Ganz uneigennützig ist der Schritt der "New York Times" aber auch nicht. Durch das fehlende TV-Programm muss man bei der Zeitung künftig nur noch einen Kulturteil produzieren, der dann für das ganze Land gilt. Das spart Zeit und Geld. "Wir versuchen, den Produktionsprozess inmitten der Pandemie so weit wie möglich zu rationalisieren", sagt Tom Jolly, der bei der "New York Times" die Produktion der Zeitung überwacht. Dennoch sind auch die Hinweise auf die veränderten Sehgewohnheiten nicht von der Hand zu weisen. 

Erstmals erschienen ist das TV-Programm in der "New York Times" übrigens am 18. Mai 1939. Damals geschah das noch als Nachtrag zum Radioprogramm, zwischen 11 und 16 Uhr würden Filme laufen, erfuhren "Times"-Leser damals. 81 Jahre später ist nun Schluss mit dem TV-Programm in der Zeitung.
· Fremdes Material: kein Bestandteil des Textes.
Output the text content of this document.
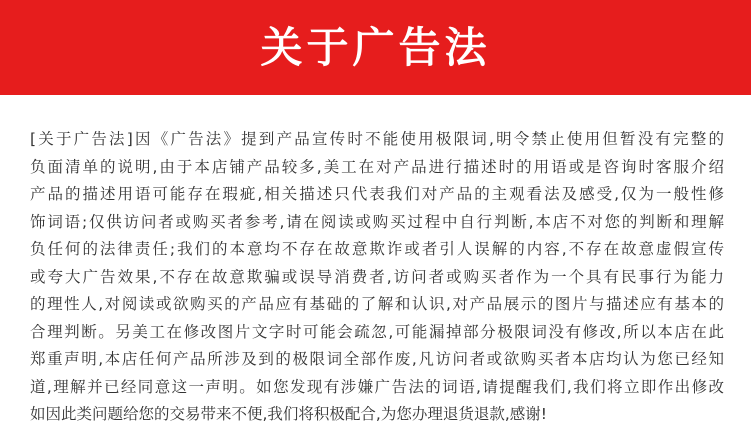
关于广告法
[关于广告法]因《广告法》提到产品宣传时不能使用极限词,明令禁止使用但暂没有完整的
负面清单的说明,由于本店铺产品较多,美工在对产品进行描述时的用语或是咨询时客服介绍
产品的描述用语可能存在瑕疵,相关描述只代表我们对产品的主观看法及感受,仅为一般性修
饰词语;仅供访问者或购买者参考,请在阅读或购买过程中自行判断,本店不对您的判断和理解
负任何的法律责任;我们的本意均不存在故意欺诈或者引人误解的内容,不存在故意虚假宣传
或夸大广告效果,不存在故意欺骗或误导消费者,访问者或购买者作为一个具有民事行为能力
的理性人,对阅读或欲购买的产品应有基础的了解和认识,对产品展示的图片与描述应有基本的
合理判断。另美工在修改图片文字时可能会疏忽,可能漏掉部分极限词没有修改,所以本店在此
郑重声明,本店任何产品所涉及到的极限词全部作废,凡访问者或欲购买者本店均认为您已经知
道,理解并已经同意这一声明。如您发现有涉嫌广告法的词语,请提醒我们,我们将立即作出修改
如因此类问题给您的交易带来不便,我们将积极配合,为您办理退货退款,感谢!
Deutsche Zeitungsleser müssen aber vorerst keine Angst haben: Sie können auch in Zukunft noch das TV-Programm in "Bild", "Welt", "FAZ" und "SZ" lesen. Und auch die klassischen Programmzeitschriften sind weiterhin sehr beliebt und kommen nach wie vor auf viele Millionen Leser.